Sony in talks to sell PC unit, cuts earnings view
Sony is in talks to sell its troubled personal computer business and yesterday cut its earnings forecast for the year ending March to a 110 billion yen loss (US$1.1 billion).
The company also said it’s cutting its global workforce by about 3 percent or 5,000 people by the end of March 2015 as it restructures its PC, television and other businesses. Some 3,500 of the job losses will be overseas and 1,500 in Japan. That comes on top of the 10,000 jobs cuts Sony announced over the previous year.
The Japanese electronics and entertainment maker, battered by stiff competition from Samsung Electronics Co of South Korea and Apple Inc, the US maker of the hit iPod and iPad, acknowledged it won’t be able to stop losing money in its Vaio PC or Bravia TV operations as it had repeatedly promised.
Tokyo-based Sony Corp said it will split off its money-losing TV division and run it as a wholly-owned subsidiary.
Sony is talking with investment fund Japan Industrial Partners, which specializes in turnarounds and buyouts in manufacturing, to reach a deal by the end of March to sell its PC business, they said.
Sony declined to give a monetary estimate for the deal, saying a final agreement had not been reached. If the PC deal comes together, a new firm will be established, both sides said.
Sony has often been criticized as having too much under its wing, and analysts and investors have urged it to sell some of its operations for years.
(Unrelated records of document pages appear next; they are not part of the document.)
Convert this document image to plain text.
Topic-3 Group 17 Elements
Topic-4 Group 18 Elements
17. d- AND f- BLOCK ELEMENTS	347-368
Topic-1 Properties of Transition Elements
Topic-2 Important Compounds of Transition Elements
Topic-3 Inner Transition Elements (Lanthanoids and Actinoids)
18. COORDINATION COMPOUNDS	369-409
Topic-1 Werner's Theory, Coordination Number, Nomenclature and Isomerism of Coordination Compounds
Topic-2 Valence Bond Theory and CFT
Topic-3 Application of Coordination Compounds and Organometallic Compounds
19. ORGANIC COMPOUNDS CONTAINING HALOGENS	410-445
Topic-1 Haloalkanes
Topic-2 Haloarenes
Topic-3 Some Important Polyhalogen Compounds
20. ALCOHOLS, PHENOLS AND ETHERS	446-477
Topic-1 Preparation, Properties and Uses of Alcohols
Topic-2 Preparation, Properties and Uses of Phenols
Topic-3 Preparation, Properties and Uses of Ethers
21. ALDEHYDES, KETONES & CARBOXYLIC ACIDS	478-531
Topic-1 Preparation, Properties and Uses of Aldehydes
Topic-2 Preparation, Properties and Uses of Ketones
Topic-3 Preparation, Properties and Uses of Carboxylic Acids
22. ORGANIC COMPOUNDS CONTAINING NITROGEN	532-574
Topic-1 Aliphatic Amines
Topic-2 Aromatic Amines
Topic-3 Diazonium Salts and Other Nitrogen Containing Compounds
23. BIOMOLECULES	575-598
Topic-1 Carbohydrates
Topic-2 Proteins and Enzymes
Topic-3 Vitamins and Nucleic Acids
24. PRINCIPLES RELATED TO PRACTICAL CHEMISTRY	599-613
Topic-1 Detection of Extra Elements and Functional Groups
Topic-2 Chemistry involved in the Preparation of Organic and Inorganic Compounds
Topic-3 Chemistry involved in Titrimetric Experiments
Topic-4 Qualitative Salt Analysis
The moves unveiled yesterday might even be too little too late.
The maker of the Walkman portable recorder and Spider-Man movies saw flat fiscal year sales outlook at 7.7 trillion yen.
But it lowered its earnings forecast, saying it will post a loss instead of the 30 billion yen profit expected in October.
For the fiscal year ending in March 2013, Sony had recorded a 43 billion yen profit.
Sony Chief Executive Kazuo Hirai said the company’s electronics business was gradually improving, but restructuring costs would send the company into losses for the fiscal year.
He pointed to cloud-based gaming and TV services, a way of projecting images directly on walls for entertainment and other “Sony-like products,” designed to not only deliver on basic gadgetry but also “woo people’s emotions.” In such network services, Sony faces tough competition from Apple, Google Inc and other companies.
“We are beginning to see the path to a turnaround in our TV business,” Hirai said. “TV remains an important category for Sony.”
Sony posted a 27 billion yen profit for the fiscal third quarter, helped by improved sales, especially of its smartphones, and the launch of the PlayStation 4 video-game console.